S'exprimant à la suite de discussions avec Darmanin, Patel a annoncé comment la nouvelle mesure «double en effet le nombre de policiers sur les plages françaises, elle comprend plus de technologies et de surveillance – plus de technologie radar qui soutient l'effort des forces de l'ordre – et en plus de cela, nous partageons ensemble maintenant le renforcement de notre sécurité aux frontières».
Cette promesse de brutaliser les migrants intervient quelques jours seulement après que les forces de sécurité françaises se sont déchaînées dans les rues de Paris dans ce qui ne peut être décrit que comme une émeute policière, passant à tabac impitoyablement les migrants et les journalistes.
Les deux gouvernements, bien qu'ils insistent pour dire que les caisses sont vides auprès de leurs citoyens face à la pandémie, ont réussi à trouver des millions d'euros pour une multitude de nouvelles technologies de surveillance militaire, de drones, d'équipements radar, de caméras et de jumelles optroniques dernier cri.
Les autorités ont révélé comment le Royaume-Uni avait fourni à la France un financement total de 192 millions de livres sterling depuis 2014, visant principalement à empêcher les migrants de traverser la Manche par tunnel, train, transbordeur et canots pneumatiques. La plupart ont été consacrées aux infrastructures telles que les contrôles aux frontières et la sécurité dans la région de Calais sur la côte française.

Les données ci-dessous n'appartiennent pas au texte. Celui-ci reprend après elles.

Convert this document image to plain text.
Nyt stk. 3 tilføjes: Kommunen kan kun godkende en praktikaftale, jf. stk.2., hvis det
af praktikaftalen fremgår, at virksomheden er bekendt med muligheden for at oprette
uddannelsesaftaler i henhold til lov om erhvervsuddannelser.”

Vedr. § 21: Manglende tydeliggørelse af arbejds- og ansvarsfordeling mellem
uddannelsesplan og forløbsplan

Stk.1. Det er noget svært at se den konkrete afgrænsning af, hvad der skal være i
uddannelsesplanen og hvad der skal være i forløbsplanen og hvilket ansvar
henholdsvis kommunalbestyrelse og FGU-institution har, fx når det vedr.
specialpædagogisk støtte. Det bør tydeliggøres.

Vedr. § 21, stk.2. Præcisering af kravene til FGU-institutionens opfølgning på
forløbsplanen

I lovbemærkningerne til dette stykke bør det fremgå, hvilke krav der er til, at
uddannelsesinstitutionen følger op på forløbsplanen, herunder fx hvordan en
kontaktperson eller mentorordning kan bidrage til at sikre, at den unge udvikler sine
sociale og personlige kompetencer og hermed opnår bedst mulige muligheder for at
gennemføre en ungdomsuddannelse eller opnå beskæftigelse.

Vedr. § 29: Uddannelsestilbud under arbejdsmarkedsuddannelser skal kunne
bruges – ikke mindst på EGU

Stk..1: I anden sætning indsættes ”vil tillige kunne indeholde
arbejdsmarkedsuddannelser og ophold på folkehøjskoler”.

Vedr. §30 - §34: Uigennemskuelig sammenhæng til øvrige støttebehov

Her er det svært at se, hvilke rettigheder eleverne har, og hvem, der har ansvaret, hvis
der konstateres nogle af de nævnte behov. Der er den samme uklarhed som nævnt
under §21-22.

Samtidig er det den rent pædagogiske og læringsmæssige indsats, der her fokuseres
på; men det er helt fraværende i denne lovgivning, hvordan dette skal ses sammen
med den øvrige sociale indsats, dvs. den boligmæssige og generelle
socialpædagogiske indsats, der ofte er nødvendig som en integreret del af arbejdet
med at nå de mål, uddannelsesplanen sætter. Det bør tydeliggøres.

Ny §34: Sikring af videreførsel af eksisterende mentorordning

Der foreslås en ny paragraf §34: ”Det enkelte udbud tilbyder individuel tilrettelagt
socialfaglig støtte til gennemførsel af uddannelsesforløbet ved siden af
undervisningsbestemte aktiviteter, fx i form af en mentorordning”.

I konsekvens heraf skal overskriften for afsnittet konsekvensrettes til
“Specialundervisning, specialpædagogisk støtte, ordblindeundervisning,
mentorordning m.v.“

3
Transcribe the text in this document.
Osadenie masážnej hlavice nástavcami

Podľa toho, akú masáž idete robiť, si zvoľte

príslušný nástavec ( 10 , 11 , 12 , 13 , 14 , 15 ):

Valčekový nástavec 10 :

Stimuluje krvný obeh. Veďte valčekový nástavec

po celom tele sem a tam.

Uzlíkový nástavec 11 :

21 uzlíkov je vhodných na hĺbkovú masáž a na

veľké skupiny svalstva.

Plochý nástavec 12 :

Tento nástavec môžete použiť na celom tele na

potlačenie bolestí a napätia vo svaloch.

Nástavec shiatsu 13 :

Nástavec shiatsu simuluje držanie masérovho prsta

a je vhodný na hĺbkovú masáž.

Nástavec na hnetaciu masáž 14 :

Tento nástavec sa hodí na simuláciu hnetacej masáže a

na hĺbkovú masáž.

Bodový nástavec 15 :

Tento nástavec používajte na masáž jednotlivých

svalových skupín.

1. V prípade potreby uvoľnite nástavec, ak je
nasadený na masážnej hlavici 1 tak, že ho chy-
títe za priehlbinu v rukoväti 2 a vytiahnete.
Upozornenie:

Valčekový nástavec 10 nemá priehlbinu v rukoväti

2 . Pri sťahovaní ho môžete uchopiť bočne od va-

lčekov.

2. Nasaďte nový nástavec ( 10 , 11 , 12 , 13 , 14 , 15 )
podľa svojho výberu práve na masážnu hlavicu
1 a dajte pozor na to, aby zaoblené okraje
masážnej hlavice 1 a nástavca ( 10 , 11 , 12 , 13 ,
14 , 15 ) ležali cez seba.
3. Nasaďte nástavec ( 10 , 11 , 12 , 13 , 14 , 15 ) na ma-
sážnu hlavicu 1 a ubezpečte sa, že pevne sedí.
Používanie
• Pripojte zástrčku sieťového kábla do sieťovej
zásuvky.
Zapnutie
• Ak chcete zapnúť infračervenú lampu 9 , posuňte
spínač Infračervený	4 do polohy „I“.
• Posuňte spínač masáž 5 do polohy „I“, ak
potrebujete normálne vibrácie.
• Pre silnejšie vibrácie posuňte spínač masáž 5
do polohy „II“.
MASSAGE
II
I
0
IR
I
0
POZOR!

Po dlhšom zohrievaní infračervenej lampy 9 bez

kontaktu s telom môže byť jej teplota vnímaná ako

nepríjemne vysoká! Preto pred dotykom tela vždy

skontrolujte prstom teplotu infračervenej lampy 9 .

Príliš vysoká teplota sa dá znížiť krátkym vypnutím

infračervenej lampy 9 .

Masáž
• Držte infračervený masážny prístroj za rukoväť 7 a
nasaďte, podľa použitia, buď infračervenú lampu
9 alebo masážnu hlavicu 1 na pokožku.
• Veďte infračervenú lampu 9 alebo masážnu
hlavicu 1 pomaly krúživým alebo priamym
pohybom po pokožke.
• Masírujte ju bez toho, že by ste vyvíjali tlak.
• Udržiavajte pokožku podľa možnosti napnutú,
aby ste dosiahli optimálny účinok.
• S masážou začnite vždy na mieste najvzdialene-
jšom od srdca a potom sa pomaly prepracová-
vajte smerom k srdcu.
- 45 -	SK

Au cours du week-end de la signature de l'accord, des patrouilleurs français ont intercepté 45 migrants, dont une femme enceinte et des enfants souffrant apparemment d'hypothermie, tentant de faire la traversée depuis la France. Il y a eu plus de 8000 traversées jusqu'à présent en 2020. En 2019, il y a eu 1844 traversées et 299 en 2018.
Les mesures supplémentaires visant à empêcher les demandeurs d'asile de traverser la Manche sont entrées en vigueur le 1er décembre. Les patrouilles de la police française seront doublées le long des tronçons de côte ayant les distances de traversée les plus courtes et les plus faciles vers le Royaume-Uni. La chasse à l'homme des migrants et des demandeurs d'asile le long de ce tronçon entraînera davantage de morts en forçant des personnes désespérées à commencer leur voyage à partir de sections plus reculées du littoral et à tenter des méthodes et des itinéraires encore plus dangereux pour atteindre le Royaume-Uni.
On sait que quatre personnes tentant la traversée sont décédées l'année dernière et sept jusqu'à présent cette année.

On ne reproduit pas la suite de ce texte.